Published June 21 2018, 7:44am EDT
There is a lack of clinical evidence supporting the efficacy of mobile healthcare interventions for improving the health outcomes of patients.
That’s the contention of Ezekiel Emanuel, MD, who holds a joint position in the University of Pennsylvania’s Wharton School of Business and the School of Medicine, where he chairs the Department of Medical Ethics & Health Policy.
“There’s just not a single study that shows that any wearable, connectable smartphone, wireless (technology) has made a difference in terms of outcomes,” Emanuel told Wednesday’s opening session of the 2018 AHIP Institute & Expo in San Diego.
In his presentation, Emanuel took to task Eric Topol, MD, director of San Diego’s Scripps Translational Science Institute and author of The Patient Will See You Now: The Future of Medicine is in Your Hands, for his contention that smartphones will serve to “democratize healthcare,” giving patients control of their health data, which has historically been the domain of physicians.
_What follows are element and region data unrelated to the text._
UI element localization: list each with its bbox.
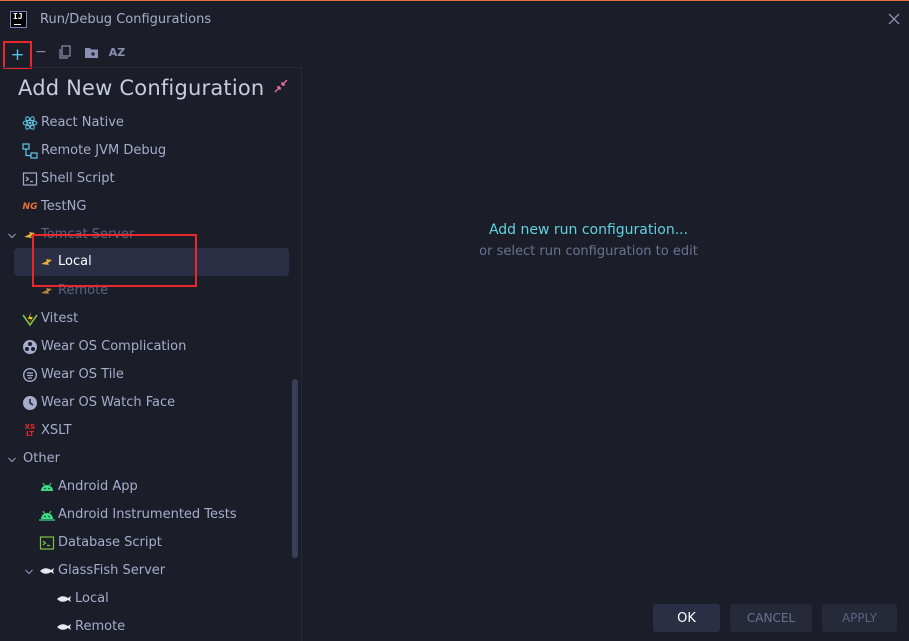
tree-item-label: React Native bbox=[41, 115, 124, 130]
tree-item-label: Remote bbox=[58, 283, 109, 298]
tree-item-database-script[interactable]: Database Script bbox=[39, 530, 162, 556]
empty-state-hint: or select run configuration to edit bbox=[479, 244, 698, 259]
tree-item-label: TestNG bbox=[41, 199, 87, 214]
glassfish-icon bbox=[40, 568, 54, 574]
terminal-icon bbox=[39, 536, 55, 550]
tree-item-label: Vitest bbox=[41, 311, 79, 326]
chevron-down-icon[interactable] bbox=[7, 231, 17, 241]
new-folder-button[interactable] bbox=[80, 40, 102, 64]
wear-tile-icon bbox=[22, 367, 38, 383]
close-icon[interactable] bbox=[887, 12, 901, 26]
tree-item-label: Remote JVM Debug bbox=[41, 143, 167, 158]
tree-scrollbar[interactable] bbox=[292, 379, 298, 558]
react-icon bbox=[22, 116, 38, 130]
tree-item-label: GlassFish Server bbox=[58, 563, 166, 578]
chevron-down-icon[interactable] bbox=[7, 455, 17, 465]
app-icon-text: IJ bbox=[13, 12, 23, 21]
terminal-icon bbox=[22, 172, 38, 186]
xslt-icon: XS LT bbox=[22, 423, 38, 439]
tree-item-label: Local bbox=[75, 591, 109, 606]
run-debug-dialog: IJ Run/Debug Configurations + − AZ Add N… bbox=[0, 0, 909, 641]
tree-group-tomcat-server[interactable]: Tomcat Server bbox=[22, 222, 134, 248]
tree-item-label: Wear OS Tile bbox=[41, 367, 124, 382]
tree-item-label: Remote bbox=[75, 619, 126, 634]
tree-item-react-native[interactable]: React Native bbox=[22, 110, 124, 136]
tree-item-xslt[interactable]: XS LT XSLT bbox=[22, 418, 72, 444]
remove-configuration-button[interactable]: − bbox=[30, 40, 52, 64]
tomcat-icon bbox=[41, 259, 52, 265]
tree-item-wear-os-tile[interactable]: Wear OS Tile bbox=[22, 362, 124, 388]
panel-title: Add New Configuration bbox=[18, 76, 265, 100]
tree-item-label: Shell Script bbox=[41, 171, 115, 186]
tree-item-label: Tomcat Server bbox=[41, 227, 135, 242]
testng-icon: NG bbox=[22, 202, 38, 212]
intellij-app-icon: IJ bbox=[10, 11, 27, 28]
sort-az-icon: AZ bbox=[108, 45, 126, 59]
tree-item-remote-jvm-debug[interactable]: Remote JVM Debug bbox=[22, 138, 166, 164]
tomcat-icon bbox=[41, 288, 52, 294]
tree-item-glassfish-local[interactable]: Local bbox=[56, 586, 109, 612]
tree-item-label: XSLT bbox=[41, 423, 72, 438]
tree-item-label: Android Instrumented Tests bbox=[58, 507, 237, 522]
minus-icon: − bbox=[35, 44, 47, 60]
wear-complication-icon bbox=[23, 340, 37, 354]
add-new-run-configuration-link[interactable]: Add new run configuration... bbox=[302, 222, 875, 238]
tree-item-tomcat-local[interactable]: Local bbox=[39, 249, 92, 275]
remote-debug-icon bbox=[22, 143, 38, 159]
android-test-icon bbox=[39, 510, 55, 521]
chevron-down-icon[interactable] bbox=[24, 567, 34, 577]
tree-item-label: Android App bbox=[58, 479, 138, 494]
folder-icon bbox=[84, 47, 98, 58]
plus-icon: + bbox=[10, 45, 25, 65]
apply-button[interactable]: APPLY bbox=[822, 604, 897, 632]
copy-icon bbox=[59, 45, 71, 59]
tree-item-tomcat-remote[interactable]: Remote bbox=[39, 278, 108, 304]
collapse-all-icon[interactable] bbox=[273, 78, 289, 94]
add-configuration-button[interactable]: + bbox=[3, 41, 32, 69]
configuration-detail-panel: Add new run configuration... or select r… bbox=[301, 67, 909, 641]
tree-item-wear-os-complication[interactable]: Wear OS Complication bbox=[22, 334, 186, 360]
tree-item-label: Wear OS Complication bbox=[41, 339, 187, 354]
copy-configuration-button[interactable] bbox=[54, 40, 76, 64]
tree-item-glassfish-remote[interactable]: Remote bbox=[56, 614, 125, 640]
tree-item-label: Wear OS Watch Face bbox=[41, 395, 176, 410]
sort-alphabetically-button[interactable]: AZ bbox=[106, 40, 128, 64]
tree-item-testng[interactable]: NG TestNG bbox=[22, 194, 87, 220]
ok-button[interactable]: OK bbox=[653, 604, 720, 632]
tree-group-glassfish-server[interactable]: GlassFish Server bbox=[39, 558, 165, 584]
glassfish-icon bbox=[57, 624, 71, 630]
cancel-button[interactable]: CANCEL bbox=[730, 604, 812, 632]
clock-icon bbox=[23, 396, 37, 410]
tree-item-label: Database Script bbox=[58, 535, 162, 550]
tree-item-shell-script[interactable]: Shell Script bbox=[22, 166, 115, 192]
tree-item-wear-os-watch-face[interactable]: Wear OS Watch Face bbox=[22, 390, 175, 416]
android-icon bbox=[41, 482, 53, 491]
tomcat-icon bbox=[24, 232, 35, 238]
window-title: Run/Debug Configurations bbox=[40, 12, 212, 27]
tree-item-android-instrumented-tests[interactable]: Android Instrumented Tests bbox=[39, 502, 237, 528]
glassfish-icon bbox=[57, 596, 71, 602]
xslt-badge-bottom: LT bbox=[25, 430, 35, 438]
title-bar: IJ Run/Debug Configurations bbox=[0, 1, 909, 39]
config-toolbar: + − AZ bbox=[0, 40, 300, 69]
configuration-tree-panel: Add New Configuration React Native Remot… bbox=[0, 67, 301, 641]
tree-item-label: Local bbox=[58, 254, 92, 269]
tree-item-vitest[interactable]: Vitest bbox=[22, 306, 78, 332]
tree-item-android-app[interactable]: Android App bbox=[39, 474, 138, 500]
tree-item-label: Other bbox=[23, 451, 60, 466]
vitest-icon bbox=[22, 312, 38, 327]
tree-group-other[interactable]: Other bbox=[23, 446, 60, 472]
Emanuel mocked Topol as the “guru for virtual medicine,” and whose “hidden agenda is to forget the doctor” and embrace smartphone-based medical dashboards that will help consumers track their own vital signs and overall health conditions, using that data for self-management of illness.
He pointed to a 2016 study of remote patient monitoring of heart failure patients and a 2017 study of medication adherence for patients with chronic disease—both published in JAMA Internal Medicine—that call into question the effectiveness of mobile healthcare interventions.
I suspect that what we have here is that some things are working but that it is patchy and there are still to be the successful ‘rules of engagement’ developed for mHealth. Clearly what is reflected here is a need for more evidence and better studies.
Given the present push by Apple in this area I am sure well will see some good work done over the next few years to work out what works and what doesn’t.